Cuando Gant habló de nuevo, parecía muy serio:

—Escucha, Ellen, me parece que estás jugando con fuego…

—¿Por qué? Mientras crea que soy Evelyn Kittredge…

—Y ¿cómo sabes que lo cree? ¿Y si Dorothy le enseñó alguna foto tuya?

—Sólo tenía una, un grupo de nosotras tres, algo borrosa y con las caras en sombra. Si la vio, fue hace casi un año. No podría reconocerme en absoluto. Además, si sospechara quién soy, no creo que dijera las cosas que dijo.

—No, creo que no —admitió Gant de mala gana—. ¿Qué te propones hacer ahora?

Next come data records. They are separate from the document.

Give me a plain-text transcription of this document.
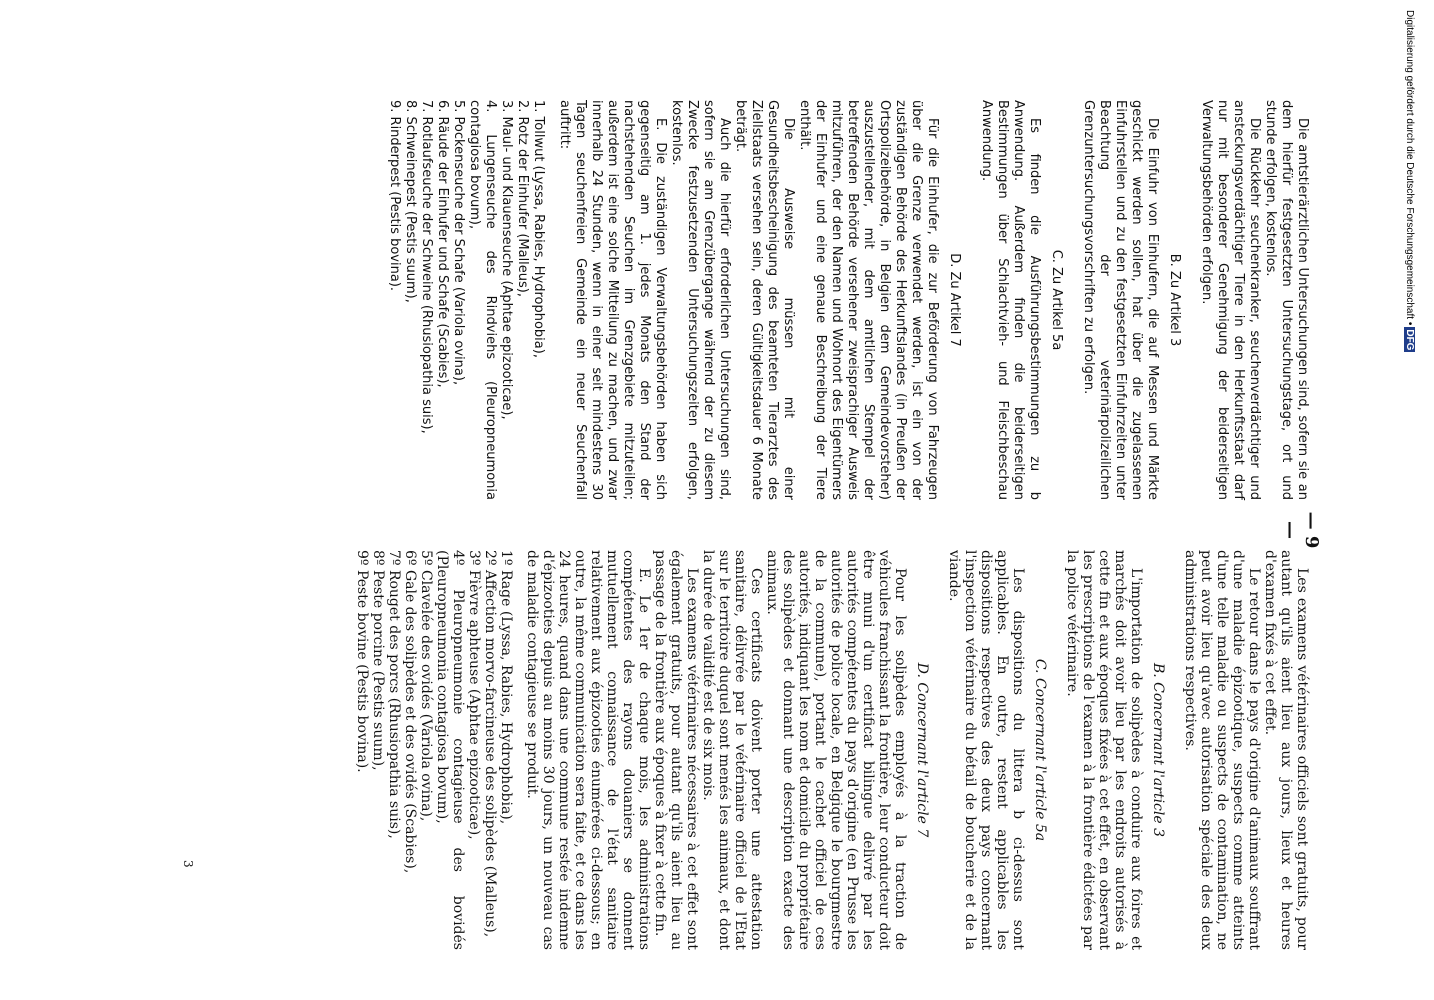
— 9 —

Die amtstierärztlichen Untersuchungen sind, sofern sie an dem hierfür festgesetzten Untersuchungstage, ort und stunde erfolgen, kostenlos.

Die Rückkehr seuchenkranker, seuchenverdächtiger und ansteckungsverdächtiger Tiere in den Herkunftsstaat darf nur mit besonderer Genehmigung der beiderseitigen Verwaltungsbehörden erfolgen.

B. Zu Artikel 3

Die Einfuhr von Einhufern, die auf Messen und Märkte geschickt werden sollen, hat über die zugelassenen Einfuhrstellen und zu den festgesetzten Einfuhrzeiten unter Beachtung der veterinärpolizeilichen Grenzuntersuchungsvorschriften zu erfolgen.

C. Zu Artikel 5a

Es finden die Ausführungsbestimmungen zu b Anwendung. Außerdem finden die beiderseitigen Bestimmungen über Schlachtvieh- und Fleischbeschau Anwendung.

D. Zu Artikel 7

Für die Einhufer, die zur Beförderung von Fahrzeugen über die Grenze verwendet werden, ist ein von der zuständigen Behörde des Herkunftslandes (in Preußen der Ortspolizeibehörde, in Belgien dem Gemeindevorsteher) auszustellender, mit dem amtlichen Stempel der betreffenden Behörde versehener zweisprachiger Ausweis mitzuführen, der den Namen und Wohnort des Eigentümers der Einhufer und eine genaue Beschreibung der Tiere enthält.

Die Ausweise müssen mit einer Gesundheitsbescheinigung des beamteten Tierarztes des Ziellstaats versehen sein, deren Gültigkeitsdauer 6 Monate beträgt.

Auch die hierfür erforderlichen Untersuchungen sind, sofern sie am Grenzübergange während der zu diesem Zwecke festzusetzenden Untersuchungszeiten erfolgen, kostenlos.

E. Die zuständigen Verwaltungsbehörden haben sich gegenseitig am 1. jedes Monats den Stand der nachstehenden Seuchen im Grenzgebiete mitzuteilen; außerdem ist eine solche Mitteilung zu machen, und zwar innerhalb 24 Stunden, wenn in einer seit mindestens 30 Tagen seuchenfreien Gemeinde ein neuer Seuchenfall auftritt:

1. Tollwut (Lyssa, Rabies, Hydrophobia),
2. Rotz der Einhufer (Malleus),
3. Maul- und Klauenseuche (Aphtae epizooticae),
4. Lungenseuche des Rindviehs (Pleuropneumonia contagiosa bovum),
5. Pockenseuche der Schafe (Variola ovina),
6. Räude der Einhufer und Schafe (Scabies),
7. Rotlaufseuche der Schweine (Rhusiopathia suis),
8. Schweinepest (Pestis suum),
9. Rinderpest (Pestis bovina).

Les examens vétérinaires officiels sont gratuits, pour autant qu'ils aient lieu aux jours, lieux et heures d'examen fixés à cet effet.

Le retour dans le pays d'origine d'animaux souffrant d'une maladie épizootique, suspects comme atteints d'une telle maladie ou suspects de contamination, ne peut avoir lieu qu'avec autorisation spéciale des deux administrations respectives.

B. Concernant l'article 3

L'importation de solipèdes à conduire aux foires et marchés doit avoir lieu par les endroits autorisés à cette fin et aux époques fixées à cet effet, en observant les prescriptions de l'examen à la frontière édictées par la police vétérinaire.

C. Concernant l'article 5a

Les dispositions du littera b ci-dessus sont applicables. En outre, restent applicables les dispositions respectives des deux pays concernant l'inspection vétérinaire du bétail de boucherie et de la viande.

D. Concernant l'article 7

Pour les solipèdes employés à la traction de véhicules franchissant la frontière, leur conducteur doit être muni d'un certificat bilingue delivré par les autorités compétentes du pays d'origine (en Prusse les autorités de police locale, en Belgique le bourgmestre de la commune), portant le cachet officiel de ces autorités, indiquant les nom et domicile du propriétaire des solipèdes et donnant une description exacte des animaux.

Ces certificats doivent porter une attestation sanitaire, délivrée par le vétérinaire officiel de l'Etat sur le territoire duquel sont menés les animaux, et dont la durée de validité est de six mois.

Les examens vétérinaires nécessaires à cet effet sont également gratuits, pour autant qu'ils aient lieu au passage de la frontière aux époques à fixer à cette fin.

E. Le 1er de chaque mois, les administrations compétentes des rayons douaniers se donnent mutuellement connaissance de l'état sanitaire relativement aux épizooties énumérées ci-dessous; en outre, la même communication sera faite, et ce dans les 24 heures, quand dans une commune restée indemne d'épizooties depuis au moins 30 jours, un nouveau cas de maladie contagieuse se produit.

1º Rage (Lyssa, Rabies, Hydrophobia),
2º Affection morvo-farcineuse des solipèdes (Malleus),
3º Fièvre aphteuse (Aphtae epizooticae),
4º Pleuropneumonie contagieuse des bovidés (Pleuropneumonia contagiosa bovum),
5º Clavelée des ovidés (Variola ovina),
6º Gale des solipèdes et des ovidés (Scabies),
7º Rouget des porcs (Rhusiopathia suis),
8º Peste porcine (Pestis suum),
9º Peste bovine (Pestis bovina).
3
Digitalisierung gefördert durch die Deutsche Forschungsgemeinschaft •DFG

—Esta tarde fui a la biblioteca, y leí todos los informes de los periódicos sobre la muerte de Dorothy. Había unos cuantos detalles que jamás se mencionaron, cosas pequeñas, como el color de su sombrero, y el hecho de que llevara guantes. Estoy citada otra vez con él mañana por la noche. Si puedo conseguir que empiece a hablar de su «suicidio», tal vez se le escape alguna de esas cosas que sólo podría saber de haber estado con ella.

—Pero no sería una prueba concluyente —dijo Gant—. Podría arreglarlo diciendo que estuvo en el edificio ese día y que la vio después de que…

—Yo no busco pruebas concluyentes. Todo lo que quiero es algo que impida que la policía piense que sólo soy una loca, de imaginación desbordada. Si puedo demostrar que estaba cerca de mi hermana en aquel momento, sería suficiente para que empezaran a investigar.

—Bien. ¿Quieres decirme cómo demonios esperas conseguir que hable con tanto detalle sin hacerle entrar en sospechas? No es un idiota, ¿verdad?

—Tengo que probar —insistió—. ¿Qué otra cosa puedo hacer?

Gant meditó un momento.

—Verás, yo tengo un viejo martillo de punta —dijo—. Podríamos darle un golpe en la cabeza, arrastrarle a la escena del crimen y hacer que cantara…

—¿Ves? —dijo Ellen en serio—. No hay otro modo de… —su voz se cortó.

—¿Hola?

—Aún estoy aquí —dijo ella.

—¿Qué ocurrió? Creí que nos habían cortado.

—Sólo estaba pensando.

—¡Oh! Mira, en serio, ten cuidado… ¿quieres? Y, si es posible, llámame mañana por la noche sólo para hacerme saber dónde estás y cómo van las cosas.

—¿Por qué?

—Para estar más seguro.

—Él cree que yo soy Evelyn Kittredge.

—De todas formas, llámame. Eso no te hará daño. Además, me salen canas con facilidad.

—De acuerdo.

—Buenas noches, Ellen.

—Buenas noches, Gordon.

Dejó el teléfono y quedó sentada en la cama, mordiéndose el labio inferior y golpeando con los dedos, como hacía siempre que estaba dándole vueltas a una idea.